We've had the capacity for human language for somewhere between 50,000 and 75,000 years. Anthropologists will demonstrate that our technologies before language are called "disposables." We did so little to that stone, so little to that stick that there was no point really in carrying it around with us. We could create it again as we needed in the moment. Then comes language. Then comes story and immediately thereafter come nets and come baskets and tailored clothing.

It's because the technology of story accelerated the development of other technologies because story, again, could not only capture the ingredients, the directions of how to build a net, but it could provide the reason why I want to build a net. If I've never built a net before and I'm living a subsistence, barely hanging on to my existence life, it's going to be very difficult for me to engage in any new behavior unless I understand that there's going to be great benefit from it.

The minute we begin to understand that story, how this incredible quality, we all became storytellers. If you know anything about the quality of neural plasticity, about how our brains become what we use our brains to be, our brains for 50,000 years have been shaped to be storytelling devices. When a group of people come together to work on a project for the first time, if you suggest to them that what you're doing is building a story, creating a brand-new story, it's most likely that their best aspects of their creative minds become released because our minds are storytelling devices.
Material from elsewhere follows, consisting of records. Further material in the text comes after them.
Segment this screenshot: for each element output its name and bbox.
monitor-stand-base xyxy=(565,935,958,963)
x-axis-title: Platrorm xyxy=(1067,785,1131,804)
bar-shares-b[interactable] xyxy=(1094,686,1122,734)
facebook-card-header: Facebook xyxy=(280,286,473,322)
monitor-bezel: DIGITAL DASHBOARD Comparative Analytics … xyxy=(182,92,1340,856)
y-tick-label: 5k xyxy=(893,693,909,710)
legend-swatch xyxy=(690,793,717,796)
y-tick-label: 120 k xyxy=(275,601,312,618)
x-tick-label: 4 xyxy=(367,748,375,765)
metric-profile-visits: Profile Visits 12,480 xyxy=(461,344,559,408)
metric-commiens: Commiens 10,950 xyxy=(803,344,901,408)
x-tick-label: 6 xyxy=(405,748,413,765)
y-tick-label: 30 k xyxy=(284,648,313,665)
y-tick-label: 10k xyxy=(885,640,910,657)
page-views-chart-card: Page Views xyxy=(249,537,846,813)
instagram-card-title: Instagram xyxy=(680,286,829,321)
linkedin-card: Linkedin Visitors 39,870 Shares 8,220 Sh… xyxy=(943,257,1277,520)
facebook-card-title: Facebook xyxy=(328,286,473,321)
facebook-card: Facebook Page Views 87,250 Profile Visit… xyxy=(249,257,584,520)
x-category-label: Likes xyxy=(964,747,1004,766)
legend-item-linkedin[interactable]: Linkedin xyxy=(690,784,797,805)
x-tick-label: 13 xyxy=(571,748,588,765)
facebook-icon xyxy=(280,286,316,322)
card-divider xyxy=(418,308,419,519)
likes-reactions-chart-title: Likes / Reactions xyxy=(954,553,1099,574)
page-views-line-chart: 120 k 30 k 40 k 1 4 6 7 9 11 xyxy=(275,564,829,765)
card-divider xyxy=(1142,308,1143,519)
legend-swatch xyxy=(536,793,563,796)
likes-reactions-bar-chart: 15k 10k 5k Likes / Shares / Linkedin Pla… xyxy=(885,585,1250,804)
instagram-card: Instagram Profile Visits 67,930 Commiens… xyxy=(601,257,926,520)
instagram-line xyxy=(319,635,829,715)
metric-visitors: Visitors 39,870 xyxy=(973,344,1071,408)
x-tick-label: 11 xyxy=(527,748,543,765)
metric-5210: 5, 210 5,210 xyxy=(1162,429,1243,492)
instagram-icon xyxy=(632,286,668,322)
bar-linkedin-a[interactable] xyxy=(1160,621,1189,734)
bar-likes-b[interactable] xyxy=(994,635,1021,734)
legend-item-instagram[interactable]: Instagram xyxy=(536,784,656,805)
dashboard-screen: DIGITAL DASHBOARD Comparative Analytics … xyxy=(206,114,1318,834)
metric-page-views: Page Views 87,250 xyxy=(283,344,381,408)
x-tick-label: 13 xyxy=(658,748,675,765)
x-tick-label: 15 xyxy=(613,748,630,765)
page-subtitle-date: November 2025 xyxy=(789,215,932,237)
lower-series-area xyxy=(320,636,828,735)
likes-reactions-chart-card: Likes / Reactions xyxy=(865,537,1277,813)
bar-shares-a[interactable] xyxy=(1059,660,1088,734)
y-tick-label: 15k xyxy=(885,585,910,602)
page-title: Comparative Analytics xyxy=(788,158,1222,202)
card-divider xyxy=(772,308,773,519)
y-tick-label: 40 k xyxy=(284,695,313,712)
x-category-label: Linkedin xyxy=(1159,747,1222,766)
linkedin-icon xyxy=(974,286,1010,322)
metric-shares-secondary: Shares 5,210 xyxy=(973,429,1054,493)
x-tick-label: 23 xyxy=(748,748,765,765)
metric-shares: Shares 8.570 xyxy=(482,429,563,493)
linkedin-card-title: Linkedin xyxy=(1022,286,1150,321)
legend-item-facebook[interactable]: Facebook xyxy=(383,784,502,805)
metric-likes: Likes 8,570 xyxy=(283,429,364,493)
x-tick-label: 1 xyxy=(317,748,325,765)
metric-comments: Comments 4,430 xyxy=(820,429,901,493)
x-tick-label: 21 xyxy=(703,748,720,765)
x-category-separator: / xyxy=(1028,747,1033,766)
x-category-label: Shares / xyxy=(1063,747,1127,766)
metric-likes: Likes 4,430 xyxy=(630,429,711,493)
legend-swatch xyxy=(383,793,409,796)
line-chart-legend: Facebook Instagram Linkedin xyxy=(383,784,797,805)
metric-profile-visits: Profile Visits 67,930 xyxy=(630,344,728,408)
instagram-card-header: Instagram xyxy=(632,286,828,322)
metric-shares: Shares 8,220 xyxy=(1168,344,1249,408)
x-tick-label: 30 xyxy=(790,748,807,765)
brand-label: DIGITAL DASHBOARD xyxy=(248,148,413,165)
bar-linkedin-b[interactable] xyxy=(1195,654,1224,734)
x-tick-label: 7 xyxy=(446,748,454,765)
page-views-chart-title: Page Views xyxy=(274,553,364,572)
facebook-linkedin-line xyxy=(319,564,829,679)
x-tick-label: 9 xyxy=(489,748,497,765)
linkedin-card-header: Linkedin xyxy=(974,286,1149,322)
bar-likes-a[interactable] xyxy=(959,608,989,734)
Another really important quality of story that serves me as an entrepreneur is that if I see myself as a storyteller as an entrepreneur, that reminds me to see the marketplace not as a marketplace of customers, but rather as an audience. The usefulness of that in the early stages of my entrepreneurial effort is that it reminds me that there's no point in talking to this audience. There's no point in telling this audience anything unless I have their attention, and the best way to assure that I have their attention is to be attractive, and the best way to be attractive to an audience is to tell them their story.

If one of you wanted to go to NYU Law School and I began to tell you a story right now about how to get to NYU Law School, and as I told you that story, I got up and started to walk out the room, that student would get up out of her chair and follow me down the hall. They will work to help their story come true. When it is something of great significance to them that you're telling them, they'll lean into it. They'll work just as hard as you do to help that story come true. The entrepreneur who controls the story shapes the way the marketplace thinks about what's happening and attracts that market to their mission, to the outcome that they're looking to accomplish.